Changes could be made when younger patients who have suffered from a cardiac arrest are admitted to Bedford Hospital - following the death of a father and husband.
Bedford Coroner’s Court heard on Tuesday how 34-year-old Darryl Leach, of Bromham, died on March 31 after medics switched off his life support machine a week after he suffered a sudden cardiac arrest at home.
An inquest was held in June but it was adjourned after Mr Leach’s mother raised concerns over the levels of morphine administered to him, which she claimed could have helped him “slip away”.
Doctor Sarah Snape from the anaesthetics department at Bedford Hospital, who helped treat Darryl, gave evidence at the inquest.
She said: “By the time we administered morphine we had already reached the decision that Darryl was not going to recover. We administer morphine when a life support machine is being switched off because it can be very distressing for the family.
“Sometime patients can be seen to be in a lot of distress, so this enables a more peaceful death. It is not there to help anyone slip away ever.”

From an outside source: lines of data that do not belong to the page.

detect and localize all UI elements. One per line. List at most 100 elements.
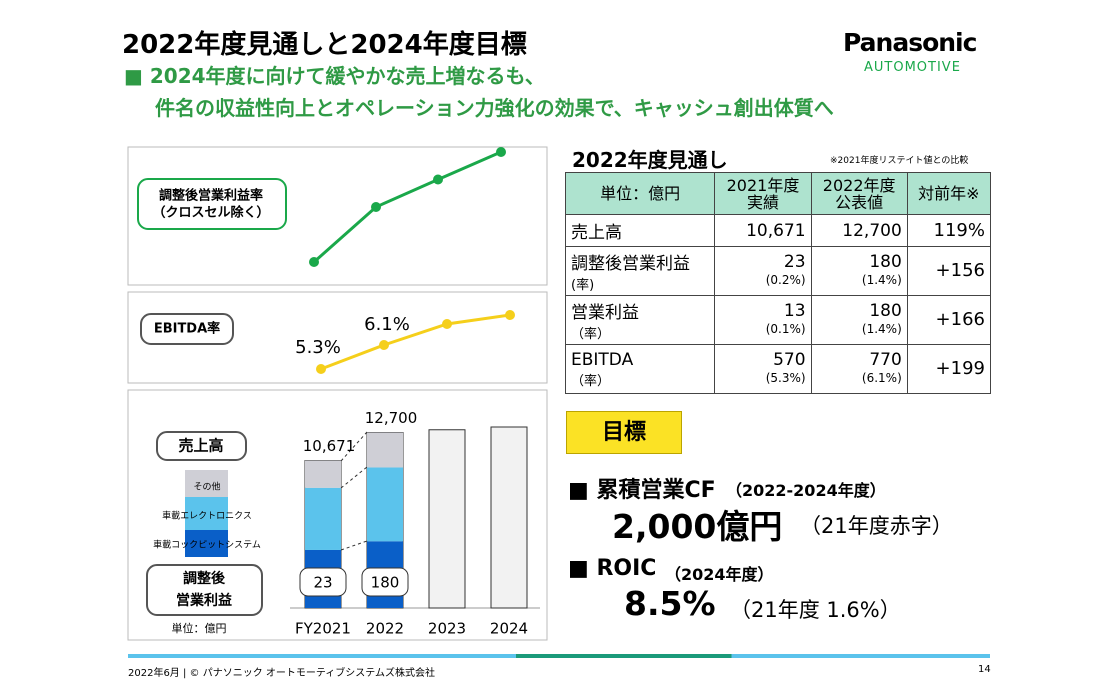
point	[379, 340, 389, 350]
cell-text: 営業利益	[571, 303, 639, 323]
cell-sub: (0.1%)	[765, 322, 806, 336]
cell: 10,671	[714, 214, 812, 247]
legend-label: 車載コックピットシステム	[153, 539, 261, 551]
footer-text: 2022年6月 | © パナソニック オートモーティブシステムズ株式会社	[128, 668, 435, 679]
point	[496, 147, 506, 157]
connector	[340, 431, 368, 462]
cell: 119%	[906, 214, 992, 247]
panel	[127, 146, 548, 286]
target-value: 2,000億円	[612, 507, 783, 546]
point	[433, 174, 443, 185]
table-heading: 2022年度見通し	[572, 148, 728, 172]
cell-text: 23	[783, 252, 806, 272]
cell-sub: (率)	[571, 278, 595, 293]
cell: 23 (0.2%)	[714, 246, 812, 296]
table-row: 売上高 10,671 12,700 119%	[564, 214, 992, 247]
cell: 180 (1.4%)	[810, 246, 908, 296]
cell: 12,700	[810, 214, 908, 247]
table-row: 調整後営業利益 (率) 23 (0.2%) 180 (1.4%) +156	[564, 246, 992, 296]
cell: +156	[906, 246, 992, 296]
cell-text: 調整後営業利益	[571, 254, 690, 274]
header-text: 2021年度	[726, 175, 800, 195]
x-tick-label: 2022	[366, 620, 404, 638]
row-label: 調整後営業利益 (率)	[564, 246, 716, 296]
target-heading: 目標	[566, 411, 682, 454]
bar-segment	[305, 460, 341, 488]
x-tick-label: 2024	[490, 620, 528, 638]
bar-segment	[305, 487, 341, 550]
line	[320, 313, 511, 371]
label-box	[146, 564, 263, 616]
logo-sub: AUTOMOTIVE	[864, 60, 961, 75]
connector	[340, 466, 368, 489]
charts: 調整後営業利益率（クロスセル除く） EBITDA率 5.3% 6.1% 売上高調整後営業…	[127, 146, 548, 641]
target-period: （2024年度）	[665, 565, 774, 584]
cell: 770 (6.1%)	[810, 344, 908, 394]
target-value: 8.5%	[624, 584, 716, 623]
cell-text: 売上高	[571, 223, 622, 243]
footer-bar	[128, 654, 990, 658]
cell-text: 13	[783, 301, 806, 321]
table-header: 対前年※	[906, 172, 992, 215]
row-label: 売上高	[564, 214, 716, 247]
cell-text: 770	[869, 350, 902, 370]
cell-sub: (1.4%)	[861, 273, 902, 287]
chart-label: 営業利益	[176, 592, 232, 609]
header-text: 実績	[746, 192, 779, 212]
target-note: （21年度赤字）	[800, 514, 953, 538]
header-text: 2022年度	[822, 175, 896, 195]
table-row: 営業利益 （率） 13 (0.1%) 180 (1.4%) +166	[564, 295, 992, 345]
cell-sub: （率）	[571, 327, 611, 342]
cell: 570 (5.3%)	[714, 344, 812, 394]
panel	[127, 291, 548, 384]
target-period: （2022-2024年度）	[726, 481, 886, 500]
table-header: 2021年度 実績	[714, 172, 812, 215]
row-label: 営業利益 （率）	[564, 295, 716, 345]
chart-label: （クロスセル除く）	[152, 205, 269, 221]
cell: +166	[906, 295, 992, 345]
cell-text: EBITDA	[571, 349, 634, 370]
subtitle: ■ 2024年度に向けて緩やかな売上増なるも、	[124, 64, 545, 88]
chart-label: 調整後	[183, 570, 226, 587]
bar-segment	[367, 432, 403, 468]
header-text: 単位：億円	[600, 184, 681, 203]
point	[442, 319, 452, 329]
total-label: 12,700	[365, 409, 418, 427]
target-label: ■ 累積営業CF	[568, 478, 716, 503]
cell: 180 (1.4%)	[810, 295, 908, 345]
chart-label: EBITDA率	[154, 321, 220, 337]
profit-box	[299, 567, 347, 597]
cell-text: 10,671	[746, 220, 806, 241]
value-label: 6.1%	[364, 314, 410, 335]
table-header: 2022年度 公表値	[810, 172, 908, 215]
cell-sub: (0.2%)	[765, 273, 806, 287]
subtitle: 件名の収益性向上とオペレーション力強化の効果で、キャッシュ創出体質へ	[155, 96, 834, 120]
header-text: 公表値	[835, 192, 884, 212]
table: 単位：億円 2021年度 実績 2022年度 公表値 対前年※ 売上高 10,671 12,70…	[564, 172, 992, 394]
header-text: 対前年※	[918, 184, 980, 203]
cell-sub: （率）	[571, 373, 611, 389]
label-box	[140, 313, 234, 345]
total-bar	[490, 426, 528, 609]
profit-value: 180	[371, 574, 400, 592]
connector	[340, 540, 368, 551]
legend-label: 車載エレクトロニクス	[162, 510, 252, 522]
total-bar	[428, 429, 466, 609]
cell-text: 570	[773, 350, 806, 370]
cell-sub: (1.4%)	[861, 322, 902, 336]
legend-swatch	[185, 470, 228, 497]
label-box	[137, 178, 287, 230]
page-number: 14	[978, 664, 991, 675]
legend-label: その他	[193, 481, 220, 493]
target-label: ■ ROIC	[568, 556, 657, 581]
legend-swatch	[185, 530, 228, 557]
profit-box	[361, 567, 409, 597]
cell: +199	[906, 344, 992, 394]
profit-value: 23	[313, 574, 332, 592]
cell-text: 180	[869, 252, 902, 272]
x-tick-label: 2023	[428, 620, 466, 638]
chart-label: 調整後営業利益率	[159, 188, 263, 204]
cell-sub: (5.3%)	[765, 371, 806, 385]
logo: Panasonic	[843, 28, 977, 57]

She added that since Darryl’s death the hospital is looking at carrying out routine tests straight away on some younger patients who have suffered a cardiac arrest.
The inquest heard that Darryl’s wife Kirsty woke up to find Darryl struggling to breathe on March 25 at around 1am. He experienced a downtime of 57 minues where his heart was not beating.
Deputy coroner Bob Amos recorded a narrative verdict that Darryl died after suffering a prolonged cardiac arrest downtime.